I would like to know if the following components work together well

Hello.

I would like to know if the following components work together well.

RVOController.cs
AIPath.cs

You have modified the Update code in the LegacyAIPath.cs file to use rvoController.Move.

RVOController was added to prevent characters from overlapping each other.

The FixedUpdate code in the AIBase.cs file has been removed, and the Update code has been modified to use the MovementUpdate function and the FinalizeMovement function.

A CharacterController has been added to the character Component.

In this case, I want to know if there is a conflict or bug, and whether I am using it properly.

Hi

Yes, RVOController and AIPath have out of the box support for each other.
You can see an example in the RVO 2D example scene.

I recommend that you do not use a character controller together with RVO because it will prevent collisions using a completely, while the local avoidance system may require that they overlap slightly in very crowded scenarios or when passing each other. Using a character controller can decrease the avoidance quality a lot.

If you delete the CharacterController and add Rigdbody and CapsuleCollider to the Component, the NPC will appear on top of the other NPC.
It also slips out of the map when it collides with the player character.
Before using RVOController, I only added AIPath to Component, so I had to add CharacterController because it happened when I was testing it, so that the character could catch some physical bugs.
If you do not recommend using the RVOController and CharacterController together, I would like to know if there are other ways for NPCs to avoid each other.

Hi

I would recommend that you disable collisions between different agents altogether. The local avoidance system should take care of minimizing overlaps between them.

If you want to prevent the agents from moving outside the graph you can enable the ‘constrain inside graph’ checkbox on the AIPath script.

When I checked the CPU occupation status through Unity Profiler, I confirmed that AIBase.cs Update had a lot of use in .

MovementUpdate ()
FinalizeMovement ()

This functions occupy more than 50% of the CPU and Profiler 16ms(50fps).

Is there a solution for this?

Listen to your advice, I remove CharacterController.
We added Rigidbody and CapsuleCollider.

So when I spawned 80 npcs, 10ms and 90frames came out.

I expect to have over 90 frames when I spawn 200 npc.

Well. 90fps at 200 characters is not trivial to achieve with a script built to work for a very large variety of game types. That’s only 0.05 ms per character, and that’s assuming the whole frame can be used by the AI (which it really cannot).

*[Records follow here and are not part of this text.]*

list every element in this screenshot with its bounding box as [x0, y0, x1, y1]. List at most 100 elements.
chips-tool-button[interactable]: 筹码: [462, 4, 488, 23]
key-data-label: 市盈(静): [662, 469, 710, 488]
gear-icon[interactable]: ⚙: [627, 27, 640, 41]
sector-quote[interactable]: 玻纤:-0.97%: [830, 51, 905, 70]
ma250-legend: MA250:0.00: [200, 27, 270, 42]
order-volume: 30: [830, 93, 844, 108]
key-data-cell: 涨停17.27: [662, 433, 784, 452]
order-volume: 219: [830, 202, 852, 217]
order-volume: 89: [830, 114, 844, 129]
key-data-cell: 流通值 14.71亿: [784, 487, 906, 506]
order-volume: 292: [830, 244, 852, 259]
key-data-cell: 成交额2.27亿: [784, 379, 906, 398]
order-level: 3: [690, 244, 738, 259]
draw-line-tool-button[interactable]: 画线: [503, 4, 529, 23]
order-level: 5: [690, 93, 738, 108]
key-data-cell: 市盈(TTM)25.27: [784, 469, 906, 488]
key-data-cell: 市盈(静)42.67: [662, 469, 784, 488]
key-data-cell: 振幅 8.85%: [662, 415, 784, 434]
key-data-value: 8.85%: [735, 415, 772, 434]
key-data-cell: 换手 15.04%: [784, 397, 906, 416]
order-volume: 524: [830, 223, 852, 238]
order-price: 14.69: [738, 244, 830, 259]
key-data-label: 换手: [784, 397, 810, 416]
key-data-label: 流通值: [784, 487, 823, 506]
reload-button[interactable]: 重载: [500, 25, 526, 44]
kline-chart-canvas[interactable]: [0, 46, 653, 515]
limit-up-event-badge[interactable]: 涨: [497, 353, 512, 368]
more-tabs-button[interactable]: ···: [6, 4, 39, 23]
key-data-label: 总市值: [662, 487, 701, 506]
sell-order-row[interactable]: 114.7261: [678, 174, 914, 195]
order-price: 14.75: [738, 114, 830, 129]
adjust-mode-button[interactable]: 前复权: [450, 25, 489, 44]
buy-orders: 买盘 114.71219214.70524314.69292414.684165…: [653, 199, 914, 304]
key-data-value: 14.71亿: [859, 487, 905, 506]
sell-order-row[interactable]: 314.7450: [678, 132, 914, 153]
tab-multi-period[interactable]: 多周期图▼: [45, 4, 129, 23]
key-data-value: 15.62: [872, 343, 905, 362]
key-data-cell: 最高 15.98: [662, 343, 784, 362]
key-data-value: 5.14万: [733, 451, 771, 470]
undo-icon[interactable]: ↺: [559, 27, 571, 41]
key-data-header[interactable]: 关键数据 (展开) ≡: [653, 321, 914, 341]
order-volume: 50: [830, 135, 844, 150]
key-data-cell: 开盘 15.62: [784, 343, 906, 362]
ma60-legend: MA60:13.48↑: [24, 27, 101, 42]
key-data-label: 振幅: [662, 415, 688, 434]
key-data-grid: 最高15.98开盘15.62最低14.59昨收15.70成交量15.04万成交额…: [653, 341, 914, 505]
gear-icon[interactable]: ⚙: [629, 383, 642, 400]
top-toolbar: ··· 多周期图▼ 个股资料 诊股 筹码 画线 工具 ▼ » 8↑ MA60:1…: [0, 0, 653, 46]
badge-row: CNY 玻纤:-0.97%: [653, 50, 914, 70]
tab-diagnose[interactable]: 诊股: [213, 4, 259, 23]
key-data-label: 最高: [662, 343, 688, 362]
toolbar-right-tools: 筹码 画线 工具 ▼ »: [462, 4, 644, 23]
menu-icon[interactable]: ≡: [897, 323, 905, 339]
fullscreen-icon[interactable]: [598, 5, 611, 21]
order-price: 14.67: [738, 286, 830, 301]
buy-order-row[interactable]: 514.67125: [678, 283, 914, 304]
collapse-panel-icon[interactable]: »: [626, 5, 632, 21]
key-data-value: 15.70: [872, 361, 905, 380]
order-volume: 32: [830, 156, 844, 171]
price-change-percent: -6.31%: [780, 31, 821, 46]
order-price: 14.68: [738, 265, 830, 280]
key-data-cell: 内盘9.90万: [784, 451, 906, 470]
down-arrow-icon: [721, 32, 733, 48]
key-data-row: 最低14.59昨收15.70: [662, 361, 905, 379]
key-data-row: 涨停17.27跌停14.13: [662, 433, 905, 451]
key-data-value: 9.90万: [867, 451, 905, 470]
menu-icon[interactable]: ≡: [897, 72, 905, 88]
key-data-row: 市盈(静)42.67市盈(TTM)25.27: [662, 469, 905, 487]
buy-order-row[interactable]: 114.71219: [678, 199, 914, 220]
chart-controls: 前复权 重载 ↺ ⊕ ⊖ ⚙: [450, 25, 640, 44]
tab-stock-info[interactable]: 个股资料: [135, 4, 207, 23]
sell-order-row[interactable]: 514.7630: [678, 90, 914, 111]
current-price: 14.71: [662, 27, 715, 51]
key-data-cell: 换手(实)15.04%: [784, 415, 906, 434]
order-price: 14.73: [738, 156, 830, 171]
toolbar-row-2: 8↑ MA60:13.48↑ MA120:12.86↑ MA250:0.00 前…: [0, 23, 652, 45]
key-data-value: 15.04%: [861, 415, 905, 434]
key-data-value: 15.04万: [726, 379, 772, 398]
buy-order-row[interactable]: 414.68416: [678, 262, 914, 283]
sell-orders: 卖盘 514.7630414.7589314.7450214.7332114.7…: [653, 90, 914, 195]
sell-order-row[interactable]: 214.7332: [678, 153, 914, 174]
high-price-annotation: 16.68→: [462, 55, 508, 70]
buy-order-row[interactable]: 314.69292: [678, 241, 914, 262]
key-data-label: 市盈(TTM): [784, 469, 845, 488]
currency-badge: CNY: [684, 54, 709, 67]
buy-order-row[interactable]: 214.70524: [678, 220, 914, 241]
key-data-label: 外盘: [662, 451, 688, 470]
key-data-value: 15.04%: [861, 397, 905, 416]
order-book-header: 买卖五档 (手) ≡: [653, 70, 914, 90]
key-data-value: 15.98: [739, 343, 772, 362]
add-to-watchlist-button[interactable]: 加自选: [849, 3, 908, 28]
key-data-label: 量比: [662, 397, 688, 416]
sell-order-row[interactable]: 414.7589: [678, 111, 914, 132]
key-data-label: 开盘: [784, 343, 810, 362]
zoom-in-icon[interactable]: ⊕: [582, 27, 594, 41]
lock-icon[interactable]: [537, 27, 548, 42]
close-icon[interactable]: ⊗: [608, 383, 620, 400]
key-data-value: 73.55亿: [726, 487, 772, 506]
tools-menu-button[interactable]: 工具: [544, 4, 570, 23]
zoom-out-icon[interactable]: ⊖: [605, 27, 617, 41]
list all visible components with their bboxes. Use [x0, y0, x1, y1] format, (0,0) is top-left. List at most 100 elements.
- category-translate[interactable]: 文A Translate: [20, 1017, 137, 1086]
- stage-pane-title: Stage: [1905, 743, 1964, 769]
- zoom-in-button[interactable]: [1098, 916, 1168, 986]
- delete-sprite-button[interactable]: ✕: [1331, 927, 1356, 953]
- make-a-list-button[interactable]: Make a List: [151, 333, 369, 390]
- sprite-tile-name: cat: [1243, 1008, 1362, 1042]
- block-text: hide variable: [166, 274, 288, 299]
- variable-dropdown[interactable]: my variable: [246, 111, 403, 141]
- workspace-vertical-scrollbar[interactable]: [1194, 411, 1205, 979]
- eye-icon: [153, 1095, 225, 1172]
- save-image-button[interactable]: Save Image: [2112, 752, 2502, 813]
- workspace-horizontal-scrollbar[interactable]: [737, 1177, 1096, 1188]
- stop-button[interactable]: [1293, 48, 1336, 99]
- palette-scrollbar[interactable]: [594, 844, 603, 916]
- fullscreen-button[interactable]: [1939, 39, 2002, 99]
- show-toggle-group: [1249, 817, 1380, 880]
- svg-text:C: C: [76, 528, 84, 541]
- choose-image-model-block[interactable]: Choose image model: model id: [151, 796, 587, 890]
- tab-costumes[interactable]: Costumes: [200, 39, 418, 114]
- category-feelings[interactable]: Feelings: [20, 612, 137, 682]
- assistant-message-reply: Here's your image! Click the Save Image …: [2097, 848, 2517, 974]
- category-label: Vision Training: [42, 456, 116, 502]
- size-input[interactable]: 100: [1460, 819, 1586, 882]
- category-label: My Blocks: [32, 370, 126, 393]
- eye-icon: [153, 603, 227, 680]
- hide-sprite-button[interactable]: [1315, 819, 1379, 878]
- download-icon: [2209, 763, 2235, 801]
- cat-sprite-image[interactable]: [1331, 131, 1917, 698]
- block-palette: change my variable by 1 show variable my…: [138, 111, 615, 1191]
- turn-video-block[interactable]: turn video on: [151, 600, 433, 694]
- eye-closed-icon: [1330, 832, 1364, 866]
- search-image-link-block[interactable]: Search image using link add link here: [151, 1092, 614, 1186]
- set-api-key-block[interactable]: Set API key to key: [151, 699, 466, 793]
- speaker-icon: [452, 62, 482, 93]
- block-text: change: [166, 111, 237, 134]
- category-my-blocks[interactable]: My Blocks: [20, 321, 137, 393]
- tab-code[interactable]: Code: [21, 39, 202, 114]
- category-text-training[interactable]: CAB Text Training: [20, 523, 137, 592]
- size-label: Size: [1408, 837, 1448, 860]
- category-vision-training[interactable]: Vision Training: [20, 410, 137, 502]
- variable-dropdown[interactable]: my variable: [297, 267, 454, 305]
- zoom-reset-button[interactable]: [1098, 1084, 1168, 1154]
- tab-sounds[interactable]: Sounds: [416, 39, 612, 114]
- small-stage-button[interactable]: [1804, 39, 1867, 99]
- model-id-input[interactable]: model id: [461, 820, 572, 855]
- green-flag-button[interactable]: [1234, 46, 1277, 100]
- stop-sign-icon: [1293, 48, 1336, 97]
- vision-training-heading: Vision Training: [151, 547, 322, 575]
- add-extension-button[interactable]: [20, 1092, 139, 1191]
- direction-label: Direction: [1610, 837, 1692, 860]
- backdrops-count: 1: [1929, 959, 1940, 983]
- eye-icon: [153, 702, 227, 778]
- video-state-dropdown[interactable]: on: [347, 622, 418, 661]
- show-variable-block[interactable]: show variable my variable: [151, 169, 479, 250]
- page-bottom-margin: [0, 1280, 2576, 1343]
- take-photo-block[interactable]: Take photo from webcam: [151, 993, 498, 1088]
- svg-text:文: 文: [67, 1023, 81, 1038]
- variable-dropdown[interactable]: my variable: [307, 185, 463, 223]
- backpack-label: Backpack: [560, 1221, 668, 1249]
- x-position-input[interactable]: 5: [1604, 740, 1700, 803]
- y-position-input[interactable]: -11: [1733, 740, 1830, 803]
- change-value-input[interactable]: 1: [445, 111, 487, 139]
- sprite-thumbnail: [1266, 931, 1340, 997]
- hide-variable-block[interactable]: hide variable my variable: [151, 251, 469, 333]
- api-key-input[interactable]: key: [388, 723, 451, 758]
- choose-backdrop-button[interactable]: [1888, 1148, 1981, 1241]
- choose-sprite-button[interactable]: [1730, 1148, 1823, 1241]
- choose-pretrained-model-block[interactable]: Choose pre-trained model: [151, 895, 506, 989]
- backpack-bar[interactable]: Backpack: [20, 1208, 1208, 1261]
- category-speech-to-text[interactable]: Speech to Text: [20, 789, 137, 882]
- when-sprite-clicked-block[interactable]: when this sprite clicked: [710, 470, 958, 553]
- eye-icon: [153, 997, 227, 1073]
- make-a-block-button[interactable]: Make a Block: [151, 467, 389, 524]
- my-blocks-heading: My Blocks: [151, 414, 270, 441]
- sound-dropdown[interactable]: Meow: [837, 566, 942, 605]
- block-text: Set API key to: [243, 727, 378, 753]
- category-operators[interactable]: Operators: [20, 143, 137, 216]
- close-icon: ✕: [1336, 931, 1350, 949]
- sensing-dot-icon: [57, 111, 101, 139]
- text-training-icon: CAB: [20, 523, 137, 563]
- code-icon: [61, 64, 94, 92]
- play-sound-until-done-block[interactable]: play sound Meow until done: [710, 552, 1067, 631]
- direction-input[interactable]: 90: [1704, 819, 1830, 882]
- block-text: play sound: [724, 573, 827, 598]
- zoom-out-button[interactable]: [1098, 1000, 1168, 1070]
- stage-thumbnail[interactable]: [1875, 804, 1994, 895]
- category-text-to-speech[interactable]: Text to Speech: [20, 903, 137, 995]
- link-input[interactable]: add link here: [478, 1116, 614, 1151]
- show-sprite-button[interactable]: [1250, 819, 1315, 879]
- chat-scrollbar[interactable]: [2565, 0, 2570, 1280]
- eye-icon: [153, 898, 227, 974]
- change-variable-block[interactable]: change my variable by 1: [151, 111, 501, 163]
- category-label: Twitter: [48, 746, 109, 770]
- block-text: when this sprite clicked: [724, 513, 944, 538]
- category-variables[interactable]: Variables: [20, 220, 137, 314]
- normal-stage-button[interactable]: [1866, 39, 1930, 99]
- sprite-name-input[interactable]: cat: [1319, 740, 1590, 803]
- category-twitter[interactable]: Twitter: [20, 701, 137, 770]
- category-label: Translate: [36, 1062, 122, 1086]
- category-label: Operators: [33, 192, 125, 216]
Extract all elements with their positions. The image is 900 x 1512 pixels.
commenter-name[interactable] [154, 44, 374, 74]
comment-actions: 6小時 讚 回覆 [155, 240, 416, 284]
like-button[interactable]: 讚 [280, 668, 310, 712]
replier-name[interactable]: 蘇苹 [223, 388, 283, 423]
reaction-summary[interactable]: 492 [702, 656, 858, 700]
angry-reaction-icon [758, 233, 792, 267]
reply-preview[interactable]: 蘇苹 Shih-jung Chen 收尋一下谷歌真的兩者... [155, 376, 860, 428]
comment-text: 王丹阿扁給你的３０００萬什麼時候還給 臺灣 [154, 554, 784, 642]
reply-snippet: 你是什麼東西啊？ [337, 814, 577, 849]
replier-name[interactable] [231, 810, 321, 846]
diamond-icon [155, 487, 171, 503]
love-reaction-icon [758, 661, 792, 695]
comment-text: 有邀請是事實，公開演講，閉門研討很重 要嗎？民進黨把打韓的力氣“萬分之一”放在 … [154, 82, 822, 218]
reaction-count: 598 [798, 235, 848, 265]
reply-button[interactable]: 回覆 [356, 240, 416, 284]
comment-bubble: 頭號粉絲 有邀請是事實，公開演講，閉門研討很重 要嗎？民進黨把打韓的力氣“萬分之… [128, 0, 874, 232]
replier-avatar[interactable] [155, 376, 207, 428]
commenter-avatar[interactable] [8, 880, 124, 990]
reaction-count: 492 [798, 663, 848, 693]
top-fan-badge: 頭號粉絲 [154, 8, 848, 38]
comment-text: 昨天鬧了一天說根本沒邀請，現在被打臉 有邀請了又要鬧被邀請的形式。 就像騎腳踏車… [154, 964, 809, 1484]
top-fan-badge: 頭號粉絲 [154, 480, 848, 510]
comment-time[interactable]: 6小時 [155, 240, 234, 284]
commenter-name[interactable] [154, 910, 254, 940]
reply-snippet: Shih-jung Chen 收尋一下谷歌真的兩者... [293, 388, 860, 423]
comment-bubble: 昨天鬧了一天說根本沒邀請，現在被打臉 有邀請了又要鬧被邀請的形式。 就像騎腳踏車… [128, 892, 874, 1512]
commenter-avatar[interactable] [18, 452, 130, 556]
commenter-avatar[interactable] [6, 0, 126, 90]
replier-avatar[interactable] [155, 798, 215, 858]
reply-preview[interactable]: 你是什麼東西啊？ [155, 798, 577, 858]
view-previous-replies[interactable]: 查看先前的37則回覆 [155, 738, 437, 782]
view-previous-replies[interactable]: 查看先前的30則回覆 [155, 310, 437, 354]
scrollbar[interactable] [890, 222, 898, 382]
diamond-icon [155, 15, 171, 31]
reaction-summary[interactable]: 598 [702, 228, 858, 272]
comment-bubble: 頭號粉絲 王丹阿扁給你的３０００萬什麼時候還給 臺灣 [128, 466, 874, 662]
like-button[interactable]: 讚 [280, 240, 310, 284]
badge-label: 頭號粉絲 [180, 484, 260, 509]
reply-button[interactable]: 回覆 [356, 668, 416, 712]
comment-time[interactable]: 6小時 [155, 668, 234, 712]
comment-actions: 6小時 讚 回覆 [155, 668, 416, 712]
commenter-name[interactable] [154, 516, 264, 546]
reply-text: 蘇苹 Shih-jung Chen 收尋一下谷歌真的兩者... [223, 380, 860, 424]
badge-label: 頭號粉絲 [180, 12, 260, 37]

I can achieve around 90fps with 200 characters in a test scene while using the RichAI movement script (however AIPath should be similar) and RVO. Those agents do not use any physics component at all (no CharacterController, no rigidbody, no capsule collider, they rely on the local avoidance for collision). I think you will win the most on removing the physics components if you can, those are usually pretty slow.

Make sure that you profile in a standalone build. The package is significantly faster in standalone builds compared to in the Unity Editor (with the same setup I only get around 30 fps in the Unity editor).
Also if you can I would recommend using a recent Unity version so that you can use the new mono backend which is significantly faster than the old one.